When: Thursday 21 July – Sunday 21 August
Where: Brindley Family Galleries, Murray Art Museum Albury
Sue Jarvis sees beauty in the every day. If you are fortunate enough to hear her speak about her process, you will see her face light up as she points out angles, lines and patterns in the thoughtfully cropped reference photos that she has digitally manipulated, drawing out the essence of shape, shading and balance of colour before beginning to paint.
Sue is a big advocate of contemporary art which, by definition, is ‘art of our time’. It reflects what is happening now and often uses traditional materials in new ways or new technology as the medium, or in the process of creating the work.

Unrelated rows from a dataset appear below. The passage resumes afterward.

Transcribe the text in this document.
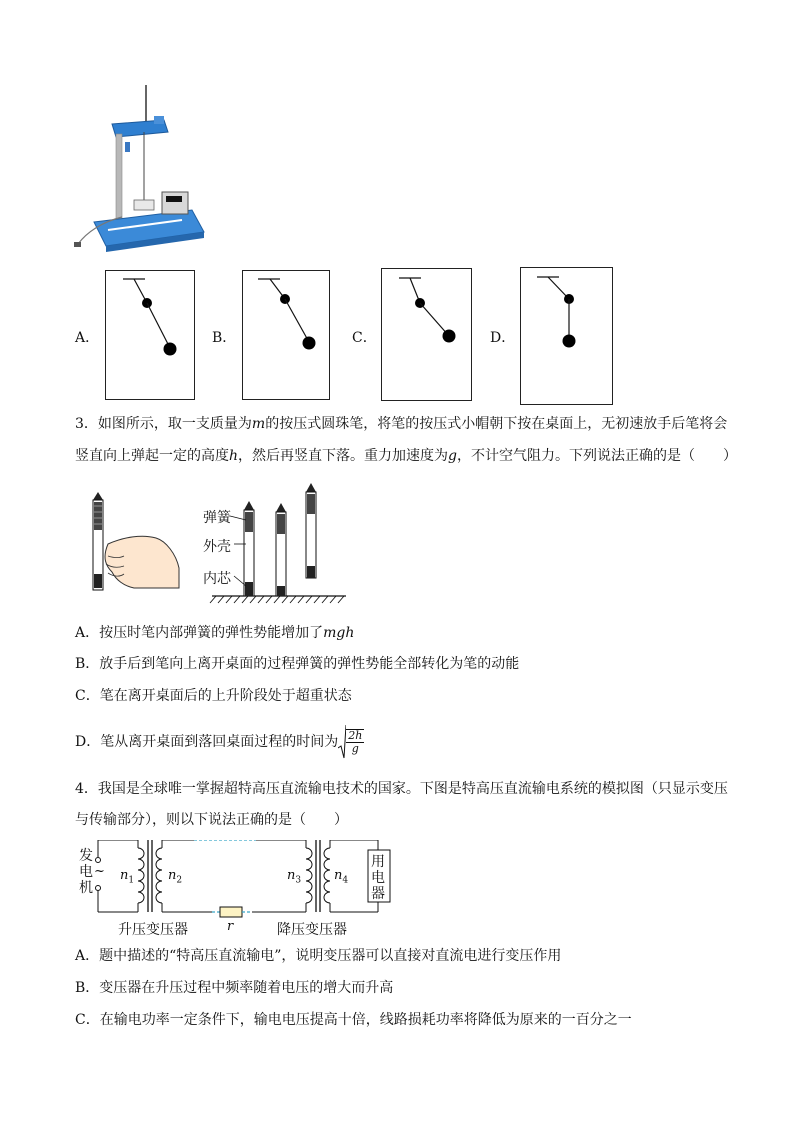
A．	B．	C．	D．
3．如图所示，取一支质量为m的按压式圆珠笔，将笔的按压式小帽朝下按在桌面上，无初速放手后笔将会
竖直向上弹起一定的高度h，然后再竖直下落。重力加速度为g，不计空气阻力。下列说法正确的是（　　）
弹簧
外壳
内芯
A．按压时笔内部弹簧的弹性势能增加了mgh
B．放手后到笔向上离开桌面的过程弹簧的弹性势能全部转化为笔的动能
C．笔在离开桌面后的上升阶段处于超重状态
D．笔从离开桌面到落回桌面过程的时间为 $\frac{2h}{g}$
4．我国是全球唯一掌握超特高压直流输电技术的国家。下图是特高压直流输电系统的模拟图（只显示变压
与传输部分），则以下说法正确的是（　　）
发
电
机
~ $n_1$	$n_2$	$n_3$	$n_4$
r
升压变压器	降压变压器
用
电
器
A．题中描述的“特高压直流输电”，说明变压器可以直接对直流电进行变压作用
B．变压器在升压过程中频率随着电压的增大而升高
C．在输电功率一定条件下，输电电压提高十倍，线路损耗功率将降低为原来的一百分之一
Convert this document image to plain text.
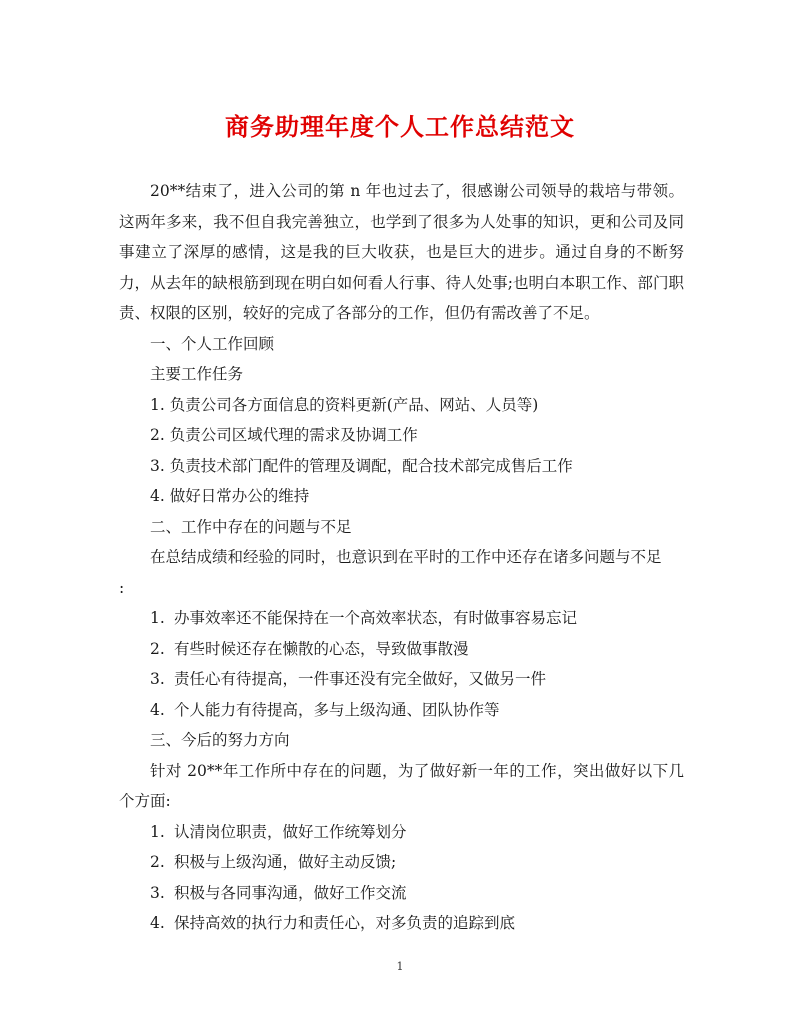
商务助理年度个人工作总结范文

20**结束了，进入公司的第 n 年也过去了，很感谢公司领导的栽培与带领。这两年多来，我不但自我完善独立，也学到了很多为人处事的知识，更和公司及同事建立了深厚的感情，这是我的巨大收获，也是巨大的进步。通过自身的不断努力，从去年的缺根筋到现在明白如何看人行事、待人处事;也明白本职工作、部门职责、权限的区别，较好的完成了各部分的工作，但仍有需改善了不足。

一、个人工作回顾

主要工作任务

1. 负责公司各方面信息的资料更新(产品、网站、人员等)

2. 负责公司区域代理的需求及协调工作

3. 负责技术部门配件的管理及调配，配合技术部完成售后工作

4. 做好日常办公的维持

二、工作中存在的问题与不足

在总结成绩和经验的同时，也意识到在平时的工作中还存在诸多问题与不足

:

1. 办事效率还不能保持在一个高效率状态，有时做事容易忘记

2. 有些时候还存在懒散的心态，导致做事散漫

3. 责任心有待提高，一件事还没有完全做好，又做另一件

4. 个人能力有待提高，多与上级沟通、团队协作等

三、今后的努力方向

针对 20**年工作所中存在的问题，为了做好新一年的工作，突出做好以下几个方面:

1. 认清岗位职责，做好工作统筹划分

2. 积极与上级沟通，做好主动反馈;

3. 积极与各同事沟通，做好工作交流

4. 保持高效的执行力和责任心，对多负责的追踪到底

1
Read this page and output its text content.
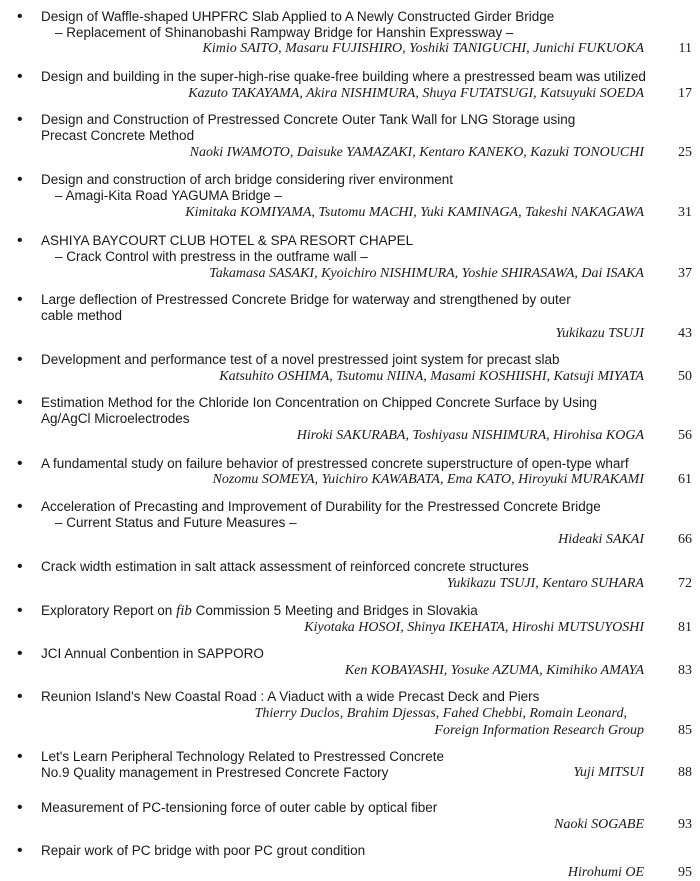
• Design of Waffle-shaped UHPFRC Slab Applied to A Newly Constructed Girder Bridge
– Replacement of Shinanobashi Rampway Bridge for Hanshin Expressway –
Kimio SAITO, Masaru FUJISHIRO, Yoshiki TANIGUCHI, Junichi FUKUOKA	11
• Design and building in the super-high-rise quake-free building where a prestressed beam was utilized
Kazuto TAKAYAMA, Akira NISHIMURA, Shuya FUTATSUGI, Katsuyuki SOEDA	17
• Design and Construction of Prestressed Concrete Outer Tank Wall for LNG Storage using
Precast Concrete Method
Naoki IWAMOTO, Daisuke YAMAZAKI, Kentaro KANEKO, Kazuki TONOUCHI	25
• Design and construction of arch bridge considering river environment
– Amagi-Kita Road YAGUMA Bridge –
Kimitaka KOMIYAMA, Tsutomu MACHI, Yuki KAMINAGA, Takeshi NAKAGAWA	31
• ASHIYA BAYCOURT CLUB HOTEL & SPA RESORT CHAPEL
– Crack Control with prestress in the outframe wall –
Takamasa SASAKI, Kyoichiro NISHIMURA, Yoshie SHIRASAWA, Dai ISAKA	37
• Large deflection of Prestressed Concrete Bridge for waterway and strengthened by outer
cable method
Yukikazu TSUJI	43
• Development and performance test of a novel prestressed joint system for precast slab
Katsuhito OSHIMA, Tsutomu NIINA, Masami KOSHIISHI, Katsuji MIYATA	50
• Estimation Method for the Chloride Ion Concentration on Chipped Concrete Surface by Using
Ag/AgCl Microelectrodes
Hiroki SAKURABA, Toshiyasu NISHIMURA, Hirohisa KOGA	56
• A fundamental study on failure behavior of prestressed concrete superstructure of open-type wharf
Nozomu SOMEYA, Yuichiro KAWABATA, Ema KATO, Hiroyuki MURAKAMI	61
• Acceleration of Precasting and Improvement of Durability for the Prestressed Concrete Bridge
– Current Status and Future Measures –
Hideaki SAKAI	66
• Crack width estimation in salt attack assessment of reinforced concrete structures
Yukikazu TSUJI, Kentaro SUHARA	72
• Exploratory Report on fib Commission 5 Meeting and Bridges in Slovakia
Kiyotaka HOSOI, Shinya IKEHATA, Hiroshi MUTSUYOSHI	81
• JCI Annual Conbention in SAPPORO
Ken KOBAYASHI, Yosuke AZUMA, Kimihiko AMAYA	83
• Reunion Island's New Coastal Road : A Viaduct with a wide Precast Deck and Piers
Thierry Duclos, Brahim Djessas, Fahed Chebbi, Romain Leonard,
Foreign Information Research Group	85
• Let's Learn Peripheral Technology Related to Prestressed Concrete
No.9 Quality management in Prestresed Concrete Factory	Yuji MITSUI	88
• Measurement of PC-tensioning force of outer cable by optical fiber
Naoki SOGABE	93
• Repair work of PC bridge with poor PC grout condition
Hirohumi OE	95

Sue observes and documents the process of change, not just the before and after. As we don’t live in stasis, change is continually happening all around us. The states of ‘before and after’ are often documented through photography and memory, but few record the transient moments of change, making Sue Jarvis’ work very important.
She frequently speaks of things she finds ‘really interesting’, sharing the artist’s view of the world outside our door and the importance of contemporary art in capturing what is there now.
“[In Process of Change] invites the viewer to look for visual inspiration in the everyday, to appreciate what is emerging in their own environment, and perhaps to recognize the importance of capturing the temporary.
Recently Albury has been a showcase for such ideas in the redevelopment of its Art Gallery and surrounding streets. The viewer is invited to see such projects as a source of fascination rather than an inconvenience, noting the fluid nature of the cityscape.” ~ S. Jarvis
With this latest exhibition, documenting another building site of change (earlier collections document the construction of the Cardinia Civic Centre in Officer and major changes in the City of Dandenong), Sue is concerned that she might become known as ‘the construction site artist’.
I don’t think she needs to worry, though; Sue Jarvis has decades of work in private and public collections Australia wide, demonstrating her skills and success with a range of other topics, too.
As a member of SECAN (South Eastern Contemporary Arts Network), I feel privileged to have seen a glimpse of another project that Sue is working on. It doesn’t involve construction; but in her signature pallet, the artist continues to use her carefully cropped view to draw us to what is important – the poignant story of the progression of change.